The Gang of 8 proposal will give amnesty to virtually every single illegal immigrant living here. Like the failed 2007 amnesty, they say citizenship is “contingent upon our success in securing our borders.” The illegal aliens will be able to live and work in the US immediately, but they will not be given citizenship until a commission declares that the border is secure. However, the Democrats have already admitted that the commission will be powerless. According to Greg Sargent in the Washington Post, “Democratic Senators reassured immigration advocates that this commission won’t be constructed in a way that will hold up the process for too long.” He continues, quoting amnesty lobbyist Frank Sharry, “Democrats realize that they can’t ‘allow the commission to have a real veto.’”

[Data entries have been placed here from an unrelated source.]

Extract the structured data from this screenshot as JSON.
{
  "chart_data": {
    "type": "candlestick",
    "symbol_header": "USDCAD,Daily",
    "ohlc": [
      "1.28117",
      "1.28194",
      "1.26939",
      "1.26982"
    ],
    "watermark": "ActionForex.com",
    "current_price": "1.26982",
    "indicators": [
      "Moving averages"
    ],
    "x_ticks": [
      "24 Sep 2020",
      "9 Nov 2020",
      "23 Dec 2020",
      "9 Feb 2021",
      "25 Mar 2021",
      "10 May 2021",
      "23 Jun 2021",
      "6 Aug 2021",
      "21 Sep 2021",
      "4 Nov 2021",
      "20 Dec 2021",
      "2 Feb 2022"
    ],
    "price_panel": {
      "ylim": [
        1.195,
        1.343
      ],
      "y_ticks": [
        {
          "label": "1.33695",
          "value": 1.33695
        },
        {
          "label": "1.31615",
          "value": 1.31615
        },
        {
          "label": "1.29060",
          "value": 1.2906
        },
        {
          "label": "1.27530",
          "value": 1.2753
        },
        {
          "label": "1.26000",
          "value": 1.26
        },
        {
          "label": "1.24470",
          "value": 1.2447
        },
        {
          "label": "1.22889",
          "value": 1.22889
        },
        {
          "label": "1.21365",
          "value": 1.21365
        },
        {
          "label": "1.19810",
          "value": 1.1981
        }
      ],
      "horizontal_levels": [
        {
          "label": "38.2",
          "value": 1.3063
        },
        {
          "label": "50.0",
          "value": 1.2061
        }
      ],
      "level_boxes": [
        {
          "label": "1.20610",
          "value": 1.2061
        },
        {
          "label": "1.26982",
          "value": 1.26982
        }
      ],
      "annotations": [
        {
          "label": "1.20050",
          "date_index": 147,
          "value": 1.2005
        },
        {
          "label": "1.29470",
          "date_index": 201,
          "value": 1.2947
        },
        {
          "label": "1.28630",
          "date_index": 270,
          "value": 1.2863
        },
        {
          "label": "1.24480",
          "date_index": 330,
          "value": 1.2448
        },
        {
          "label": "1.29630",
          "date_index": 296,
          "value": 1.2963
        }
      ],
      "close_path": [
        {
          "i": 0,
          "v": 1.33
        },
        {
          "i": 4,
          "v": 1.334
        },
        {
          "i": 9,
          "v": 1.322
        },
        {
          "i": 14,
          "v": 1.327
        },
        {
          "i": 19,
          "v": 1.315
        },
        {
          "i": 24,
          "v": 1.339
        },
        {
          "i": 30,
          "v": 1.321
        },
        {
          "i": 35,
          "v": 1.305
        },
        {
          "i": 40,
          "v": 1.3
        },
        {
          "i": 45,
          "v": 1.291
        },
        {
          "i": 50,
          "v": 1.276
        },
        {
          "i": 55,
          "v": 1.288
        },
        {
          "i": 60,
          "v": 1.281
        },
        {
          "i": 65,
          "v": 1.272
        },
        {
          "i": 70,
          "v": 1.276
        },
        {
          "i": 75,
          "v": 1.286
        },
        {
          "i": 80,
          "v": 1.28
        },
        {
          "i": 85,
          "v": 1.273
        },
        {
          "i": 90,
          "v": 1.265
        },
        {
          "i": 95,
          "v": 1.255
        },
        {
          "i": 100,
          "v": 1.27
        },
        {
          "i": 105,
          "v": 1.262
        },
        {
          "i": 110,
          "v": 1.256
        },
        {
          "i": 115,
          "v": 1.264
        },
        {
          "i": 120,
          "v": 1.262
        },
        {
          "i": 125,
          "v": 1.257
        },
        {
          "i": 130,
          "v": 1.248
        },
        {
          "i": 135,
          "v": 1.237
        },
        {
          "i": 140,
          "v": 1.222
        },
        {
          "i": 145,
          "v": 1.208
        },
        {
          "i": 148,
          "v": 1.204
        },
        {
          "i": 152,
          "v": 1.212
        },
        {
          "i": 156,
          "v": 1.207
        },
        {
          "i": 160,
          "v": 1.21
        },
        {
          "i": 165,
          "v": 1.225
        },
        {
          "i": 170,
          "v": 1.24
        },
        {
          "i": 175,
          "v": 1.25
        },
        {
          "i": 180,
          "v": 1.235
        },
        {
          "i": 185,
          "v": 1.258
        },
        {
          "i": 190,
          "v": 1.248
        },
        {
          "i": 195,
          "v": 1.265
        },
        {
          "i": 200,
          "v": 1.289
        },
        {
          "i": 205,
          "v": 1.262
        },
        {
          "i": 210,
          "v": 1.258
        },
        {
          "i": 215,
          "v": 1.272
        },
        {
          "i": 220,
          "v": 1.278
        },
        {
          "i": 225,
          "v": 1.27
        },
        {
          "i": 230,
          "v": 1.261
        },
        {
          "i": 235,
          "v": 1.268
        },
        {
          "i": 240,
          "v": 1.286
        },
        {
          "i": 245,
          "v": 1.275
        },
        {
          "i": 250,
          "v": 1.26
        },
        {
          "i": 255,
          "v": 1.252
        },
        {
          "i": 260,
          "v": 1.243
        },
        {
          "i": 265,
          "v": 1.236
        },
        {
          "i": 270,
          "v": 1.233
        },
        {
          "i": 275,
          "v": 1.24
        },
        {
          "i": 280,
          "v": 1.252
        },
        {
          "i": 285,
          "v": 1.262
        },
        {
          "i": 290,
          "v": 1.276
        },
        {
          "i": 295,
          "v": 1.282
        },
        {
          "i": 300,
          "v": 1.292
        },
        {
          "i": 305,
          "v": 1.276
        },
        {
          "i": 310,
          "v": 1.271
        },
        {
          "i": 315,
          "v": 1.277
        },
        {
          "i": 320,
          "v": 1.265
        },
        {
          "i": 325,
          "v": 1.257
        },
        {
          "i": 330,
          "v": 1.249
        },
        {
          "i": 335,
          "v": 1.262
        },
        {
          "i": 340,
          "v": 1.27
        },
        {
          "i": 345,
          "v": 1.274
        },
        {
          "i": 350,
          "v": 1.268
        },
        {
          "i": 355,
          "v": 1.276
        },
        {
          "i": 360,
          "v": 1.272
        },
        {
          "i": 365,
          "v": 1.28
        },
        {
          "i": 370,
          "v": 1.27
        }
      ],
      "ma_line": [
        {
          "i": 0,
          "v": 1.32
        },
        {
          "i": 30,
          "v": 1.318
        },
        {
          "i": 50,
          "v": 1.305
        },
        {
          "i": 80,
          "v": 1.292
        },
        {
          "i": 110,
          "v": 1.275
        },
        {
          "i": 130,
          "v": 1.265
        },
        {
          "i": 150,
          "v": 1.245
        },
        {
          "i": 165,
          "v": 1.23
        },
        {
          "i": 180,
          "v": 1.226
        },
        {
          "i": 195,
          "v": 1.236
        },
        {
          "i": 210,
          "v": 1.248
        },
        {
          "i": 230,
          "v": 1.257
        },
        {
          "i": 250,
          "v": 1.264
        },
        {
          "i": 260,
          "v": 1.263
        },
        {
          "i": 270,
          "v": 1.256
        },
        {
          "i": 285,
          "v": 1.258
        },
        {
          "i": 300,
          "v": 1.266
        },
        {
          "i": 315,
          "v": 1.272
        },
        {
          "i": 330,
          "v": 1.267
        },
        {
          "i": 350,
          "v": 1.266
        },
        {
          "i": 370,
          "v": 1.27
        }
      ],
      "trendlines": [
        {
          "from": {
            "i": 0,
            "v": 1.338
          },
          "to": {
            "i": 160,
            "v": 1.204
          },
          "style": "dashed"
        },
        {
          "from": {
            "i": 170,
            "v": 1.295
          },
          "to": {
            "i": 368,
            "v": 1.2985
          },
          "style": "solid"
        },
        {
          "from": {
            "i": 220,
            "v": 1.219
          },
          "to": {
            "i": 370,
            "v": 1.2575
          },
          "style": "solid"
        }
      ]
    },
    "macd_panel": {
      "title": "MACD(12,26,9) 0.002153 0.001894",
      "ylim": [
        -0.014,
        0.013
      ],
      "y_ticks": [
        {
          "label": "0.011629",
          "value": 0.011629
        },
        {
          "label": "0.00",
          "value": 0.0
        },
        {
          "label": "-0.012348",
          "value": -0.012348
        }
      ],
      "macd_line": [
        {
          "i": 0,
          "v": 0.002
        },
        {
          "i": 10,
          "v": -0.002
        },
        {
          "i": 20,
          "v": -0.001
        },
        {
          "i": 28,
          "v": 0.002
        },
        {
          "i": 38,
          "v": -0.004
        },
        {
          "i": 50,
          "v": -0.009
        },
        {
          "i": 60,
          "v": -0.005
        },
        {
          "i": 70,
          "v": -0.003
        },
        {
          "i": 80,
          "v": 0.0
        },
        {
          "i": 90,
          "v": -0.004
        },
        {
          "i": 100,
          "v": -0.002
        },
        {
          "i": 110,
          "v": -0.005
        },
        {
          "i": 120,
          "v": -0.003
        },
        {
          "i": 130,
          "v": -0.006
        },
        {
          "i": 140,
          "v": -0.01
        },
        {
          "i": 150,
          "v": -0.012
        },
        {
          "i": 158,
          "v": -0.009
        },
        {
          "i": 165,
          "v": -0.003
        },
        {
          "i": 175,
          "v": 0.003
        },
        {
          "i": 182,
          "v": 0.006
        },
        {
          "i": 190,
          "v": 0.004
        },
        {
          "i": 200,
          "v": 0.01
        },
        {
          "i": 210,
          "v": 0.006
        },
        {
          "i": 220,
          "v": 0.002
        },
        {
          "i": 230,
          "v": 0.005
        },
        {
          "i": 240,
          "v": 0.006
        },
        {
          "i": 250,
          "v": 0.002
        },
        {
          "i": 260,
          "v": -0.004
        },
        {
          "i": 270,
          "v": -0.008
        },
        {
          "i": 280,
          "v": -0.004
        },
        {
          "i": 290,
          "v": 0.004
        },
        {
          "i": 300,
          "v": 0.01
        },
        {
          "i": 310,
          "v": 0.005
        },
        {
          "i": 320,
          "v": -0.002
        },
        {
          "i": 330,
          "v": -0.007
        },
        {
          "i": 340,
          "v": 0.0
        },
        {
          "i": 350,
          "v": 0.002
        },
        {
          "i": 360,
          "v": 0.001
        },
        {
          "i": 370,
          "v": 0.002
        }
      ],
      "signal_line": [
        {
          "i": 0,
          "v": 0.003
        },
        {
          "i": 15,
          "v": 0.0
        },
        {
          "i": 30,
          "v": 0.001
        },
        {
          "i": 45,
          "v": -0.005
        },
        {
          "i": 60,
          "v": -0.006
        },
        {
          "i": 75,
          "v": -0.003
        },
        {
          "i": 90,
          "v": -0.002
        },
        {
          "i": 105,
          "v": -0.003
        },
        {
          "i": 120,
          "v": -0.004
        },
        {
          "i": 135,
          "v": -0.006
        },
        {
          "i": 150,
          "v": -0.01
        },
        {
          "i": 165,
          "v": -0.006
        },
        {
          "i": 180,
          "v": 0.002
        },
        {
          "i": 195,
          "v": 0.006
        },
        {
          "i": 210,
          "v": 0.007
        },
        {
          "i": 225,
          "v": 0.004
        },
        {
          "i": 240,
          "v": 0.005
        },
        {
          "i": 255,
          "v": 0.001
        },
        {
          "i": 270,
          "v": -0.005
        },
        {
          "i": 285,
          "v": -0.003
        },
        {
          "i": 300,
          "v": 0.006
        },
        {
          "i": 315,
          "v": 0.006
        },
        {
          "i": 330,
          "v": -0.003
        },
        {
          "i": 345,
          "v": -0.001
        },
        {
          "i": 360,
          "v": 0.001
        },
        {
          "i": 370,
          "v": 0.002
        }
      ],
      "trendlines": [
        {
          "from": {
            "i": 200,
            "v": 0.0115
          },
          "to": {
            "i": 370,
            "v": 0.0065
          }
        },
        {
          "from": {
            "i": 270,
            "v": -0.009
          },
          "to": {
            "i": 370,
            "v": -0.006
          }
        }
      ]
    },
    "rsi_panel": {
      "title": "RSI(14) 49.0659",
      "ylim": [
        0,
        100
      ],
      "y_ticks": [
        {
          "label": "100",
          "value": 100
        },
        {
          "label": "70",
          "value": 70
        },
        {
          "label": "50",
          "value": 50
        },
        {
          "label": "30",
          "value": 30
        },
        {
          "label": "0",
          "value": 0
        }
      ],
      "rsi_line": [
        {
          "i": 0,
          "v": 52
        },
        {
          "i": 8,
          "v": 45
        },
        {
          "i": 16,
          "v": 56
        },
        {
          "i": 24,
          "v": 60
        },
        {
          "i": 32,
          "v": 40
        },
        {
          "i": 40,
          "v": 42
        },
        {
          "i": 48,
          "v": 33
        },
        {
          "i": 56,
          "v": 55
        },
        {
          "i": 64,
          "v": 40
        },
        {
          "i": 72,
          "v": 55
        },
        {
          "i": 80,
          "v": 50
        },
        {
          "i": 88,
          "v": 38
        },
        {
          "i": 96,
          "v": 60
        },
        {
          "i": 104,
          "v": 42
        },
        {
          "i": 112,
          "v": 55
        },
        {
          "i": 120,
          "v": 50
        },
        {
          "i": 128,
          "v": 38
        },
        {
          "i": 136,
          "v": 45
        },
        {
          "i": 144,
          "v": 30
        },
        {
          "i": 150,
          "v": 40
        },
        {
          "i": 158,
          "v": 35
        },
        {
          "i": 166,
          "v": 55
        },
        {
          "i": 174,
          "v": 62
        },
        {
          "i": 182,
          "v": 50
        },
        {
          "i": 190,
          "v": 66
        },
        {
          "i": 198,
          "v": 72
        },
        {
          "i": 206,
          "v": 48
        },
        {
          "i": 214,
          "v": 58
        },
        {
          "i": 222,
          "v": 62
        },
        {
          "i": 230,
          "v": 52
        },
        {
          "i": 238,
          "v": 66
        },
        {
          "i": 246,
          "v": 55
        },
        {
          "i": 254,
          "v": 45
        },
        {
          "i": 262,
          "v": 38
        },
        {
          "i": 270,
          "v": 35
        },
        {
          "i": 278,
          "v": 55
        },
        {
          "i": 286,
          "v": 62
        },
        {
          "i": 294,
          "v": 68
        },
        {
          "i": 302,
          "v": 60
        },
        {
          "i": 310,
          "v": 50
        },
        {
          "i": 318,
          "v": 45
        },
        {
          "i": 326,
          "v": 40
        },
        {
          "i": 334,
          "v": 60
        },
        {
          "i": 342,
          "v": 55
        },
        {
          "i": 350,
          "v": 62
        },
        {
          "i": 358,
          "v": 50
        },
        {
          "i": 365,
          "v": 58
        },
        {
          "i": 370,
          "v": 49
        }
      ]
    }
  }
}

In 2006, Flake, Schumer, Graham, Durbin, and McCain all voted for the Secure Fence Act that was supposedly going to create a border fence. However, the Democratic Congress cut the funding for the fence and it was never built. The new blueprint says nothing about a border fence or troops on the ground, but merely increasing “infrastructure” and “technology,” something that both President Bush and Obama claimed they had already done. In fact, in 2011, Janet Napolitano said “The border is better now than it ever has been.”

The Gang of 8 also promises workforce verification, by “developing a tough, fair, effective and mandatory employment verification system.” Sounds good, except that there already is a tough, fair, and effective employment verification system called E-Verify. However, the Gang’s proposal does not mention E-Verify. We can only assume that they will eliminate the program and replace it with a new program that is filled with loopholes.

The proposal also massively increases legal immigration. It calls for unlimited high skilled immigration and massive low skilled guest worker programs. They also propose that the amnestied illegal immigrants will not receive green cards until “every individual who is already waiting in line for a green card, at the time this legislation is enacted, has received their green card.” Even though America issues over one million green cards each year, there are over 4.5 million people on the wait list, which is 20 years long in some categories. So either there will be over a 20 year wait for the new illegals to get amnesty, or else they will expedite those waiting, leading to an increase of millions of legal immigrants.

Thus far, the Gang of 8 released a 4 page summary of their plan that will inevitably turn into a bill that is hundreds if not thousands of pages long. You can be sure that the final product will have tons of loopholes that I have not even contemplated.

Listening to the media, one would think that the support of a few establishment Republicans who always supported amnesty for this bill represents a major shift in the political winds. Yet I heard the exact same talk in 2006 and 2007. We stopped amnesty then, and we can stop it again.